After these transactions, the insider directly held 37,247 shares of Class A Common Stock and 4,909,923 shares of Class B Common Stock, with an additional 1,656,770 shares of Class B Common Stock held indirectly through the David A. Gilboa 2012 Family Trust. Each share of Class B Common Stock is convertible at any time into one share of Class A Common Stock, and will automatically convert upon certain ownership transfers, specified changes relating to Neil Blumenthal or Dave Gilboa, or by October 1, 2031.
Positive
- None.
Negative
- None.
Insider Trade Summary
| Type | Security | Shares | Price | Value |
|---|---|---|---|---|
| Conversion | Class B Common Stock | 200,000 | $0.00 | -- |
| Conversion | Class A Common Stock | 200,000 | $0.00 | -- |
| Sale | Class A Common Stock | 200,000 | $30.20 | $6.04M |
| holding | Class B Common Stock | -- | -- | -- |
Footnotes (1)
- These share sales were effected pursuant to a Rule 10b5-1 trading plan adopted by the reporting person on March 14, 2025. The price reported in Column 4 is an average execution price rounded to the nearest hundredth.

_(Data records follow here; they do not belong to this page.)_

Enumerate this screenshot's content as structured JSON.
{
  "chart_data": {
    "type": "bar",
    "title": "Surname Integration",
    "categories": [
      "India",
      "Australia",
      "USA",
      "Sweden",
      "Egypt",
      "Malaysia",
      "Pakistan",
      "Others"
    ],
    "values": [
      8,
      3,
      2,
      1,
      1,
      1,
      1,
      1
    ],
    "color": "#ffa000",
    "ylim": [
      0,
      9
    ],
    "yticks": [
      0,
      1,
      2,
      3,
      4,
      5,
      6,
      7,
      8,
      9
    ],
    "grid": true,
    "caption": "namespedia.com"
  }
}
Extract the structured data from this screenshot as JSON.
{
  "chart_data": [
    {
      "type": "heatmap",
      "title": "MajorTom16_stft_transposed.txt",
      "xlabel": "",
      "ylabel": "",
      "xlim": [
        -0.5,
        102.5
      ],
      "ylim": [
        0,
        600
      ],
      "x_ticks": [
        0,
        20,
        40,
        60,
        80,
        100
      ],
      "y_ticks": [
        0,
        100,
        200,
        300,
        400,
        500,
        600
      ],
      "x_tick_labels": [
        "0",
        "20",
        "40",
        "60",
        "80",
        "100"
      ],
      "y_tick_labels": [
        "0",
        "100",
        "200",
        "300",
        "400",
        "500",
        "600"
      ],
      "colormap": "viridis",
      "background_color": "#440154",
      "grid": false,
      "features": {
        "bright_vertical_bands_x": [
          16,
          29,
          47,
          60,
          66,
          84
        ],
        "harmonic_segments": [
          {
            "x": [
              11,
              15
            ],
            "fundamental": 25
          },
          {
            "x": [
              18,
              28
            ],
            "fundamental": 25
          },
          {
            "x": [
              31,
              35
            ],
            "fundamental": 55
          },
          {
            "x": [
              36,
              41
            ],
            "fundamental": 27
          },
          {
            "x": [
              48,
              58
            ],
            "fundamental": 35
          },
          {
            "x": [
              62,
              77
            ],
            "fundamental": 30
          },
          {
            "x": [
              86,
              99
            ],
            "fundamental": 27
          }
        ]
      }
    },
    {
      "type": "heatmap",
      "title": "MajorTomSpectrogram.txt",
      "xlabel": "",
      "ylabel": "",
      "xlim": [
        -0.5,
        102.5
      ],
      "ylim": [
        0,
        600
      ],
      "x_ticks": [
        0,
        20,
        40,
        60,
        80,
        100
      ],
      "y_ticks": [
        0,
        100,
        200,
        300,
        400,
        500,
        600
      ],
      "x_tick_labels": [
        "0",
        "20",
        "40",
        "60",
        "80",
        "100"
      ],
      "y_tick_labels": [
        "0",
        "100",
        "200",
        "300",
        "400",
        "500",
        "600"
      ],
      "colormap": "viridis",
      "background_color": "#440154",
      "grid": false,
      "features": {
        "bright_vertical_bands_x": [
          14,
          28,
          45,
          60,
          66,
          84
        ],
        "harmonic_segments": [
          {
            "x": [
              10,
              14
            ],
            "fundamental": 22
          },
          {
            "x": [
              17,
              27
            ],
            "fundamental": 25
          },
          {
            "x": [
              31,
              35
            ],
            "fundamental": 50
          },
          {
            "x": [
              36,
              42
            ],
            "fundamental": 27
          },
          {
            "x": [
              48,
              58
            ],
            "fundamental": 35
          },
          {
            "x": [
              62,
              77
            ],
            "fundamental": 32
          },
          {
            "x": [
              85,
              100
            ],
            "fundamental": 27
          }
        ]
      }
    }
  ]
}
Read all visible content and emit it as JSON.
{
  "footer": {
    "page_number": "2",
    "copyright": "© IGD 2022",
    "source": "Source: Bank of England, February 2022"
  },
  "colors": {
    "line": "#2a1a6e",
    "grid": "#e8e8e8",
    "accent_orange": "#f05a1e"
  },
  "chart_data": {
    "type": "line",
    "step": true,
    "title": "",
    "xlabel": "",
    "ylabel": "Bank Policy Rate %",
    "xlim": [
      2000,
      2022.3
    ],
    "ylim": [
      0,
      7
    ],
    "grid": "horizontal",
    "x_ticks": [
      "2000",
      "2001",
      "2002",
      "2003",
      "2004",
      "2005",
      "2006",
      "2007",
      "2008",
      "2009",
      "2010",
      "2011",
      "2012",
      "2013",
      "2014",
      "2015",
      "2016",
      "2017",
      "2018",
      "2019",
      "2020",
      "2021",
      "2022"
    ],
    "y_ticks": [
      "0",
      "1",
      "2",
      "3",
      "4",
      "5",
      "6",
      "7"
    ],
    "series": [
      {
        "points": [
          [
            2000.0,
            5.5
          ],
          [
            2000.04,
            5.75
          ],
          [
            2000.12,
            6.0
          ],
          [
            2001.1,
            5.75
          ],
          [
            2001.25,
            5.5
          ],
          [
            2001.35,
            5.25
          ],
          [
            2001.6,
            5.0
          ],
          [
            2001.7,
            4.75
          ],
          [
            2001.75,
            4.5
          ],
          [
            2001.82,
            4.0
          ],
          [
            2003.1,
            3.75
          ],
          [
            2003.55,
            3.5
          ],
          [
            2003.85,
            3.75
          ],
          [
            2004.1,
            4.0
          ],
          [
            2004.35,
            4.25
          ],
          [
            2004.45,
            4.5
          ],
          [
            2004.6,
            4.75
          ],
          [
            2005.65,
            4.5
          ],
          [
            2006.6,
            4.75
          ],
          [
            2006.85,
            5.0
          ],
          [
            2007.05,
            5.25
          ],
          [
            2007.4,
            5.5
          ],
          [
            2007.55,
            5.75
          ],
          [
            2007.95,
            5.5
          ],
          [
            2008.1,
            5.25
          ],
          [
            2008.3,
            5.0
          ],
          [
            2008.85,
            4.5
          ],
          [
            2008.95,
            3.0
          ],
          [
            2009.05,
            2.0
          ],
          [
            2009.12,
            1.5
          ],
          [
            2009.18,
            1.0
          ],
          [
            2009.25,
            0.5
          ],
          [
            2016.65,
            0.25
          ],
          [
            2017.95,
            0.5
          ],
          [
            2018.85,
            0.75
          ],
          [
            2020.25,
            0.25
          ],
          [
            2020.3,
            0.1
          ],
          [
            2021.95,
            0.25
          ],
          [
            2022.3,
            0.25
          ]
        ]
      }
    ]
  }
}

These shares were sold in multiple transactions at prices ranging from $30.00 to $30.92 inclusive. The reporting person undertakes to provide to the Issuer, any security holder of the Issuer, or the staff of the Securities and Exchange Commission, upon request, full information regarding the number of shares purchased at each separate price. The Class B Common Stock is convertible at any time at the option of the holder into the Issuer's Class A Common Stock on a one-to-one basis. The Class B Common Stock will automatically convert into shares of the Issuer's Class A Common Stock on a one-to-one basis upon the earlier of (i) transfer of Class B Common Stock to a person or entity that is not in the transferor's permitted ownership group, (ii) October 1, 2031, (iii) with respect to any Class B Common Stock held by any person or entity in Neil Blumenthal's permitted ownership group, (A) such time as Neil Blumenthal is removed or resigns from the board of directors, or otherwise ceases to serve as a director, (B) such time as Neil Blumenthal ceases to be either an employee, officer or consultant of the Company or any of its subsidiaries, or (C) the date that is 12 months after the death or disability of Neil Blumenthal, and (iv) with respect to any Class B common stock held by any person or entity in Dave Gilboa's permitted ownership group, (A) such time as Dave Gilboa is removed or resigns from the board of directors, or otherwise ceases to serve as a director, (B) such time as Dave Gilboa ceases to be either an employee, officer or consultant of the Company or any of its subsidiaries, or (C) the date that is 12 months after the death or disability of Dave Gilboa.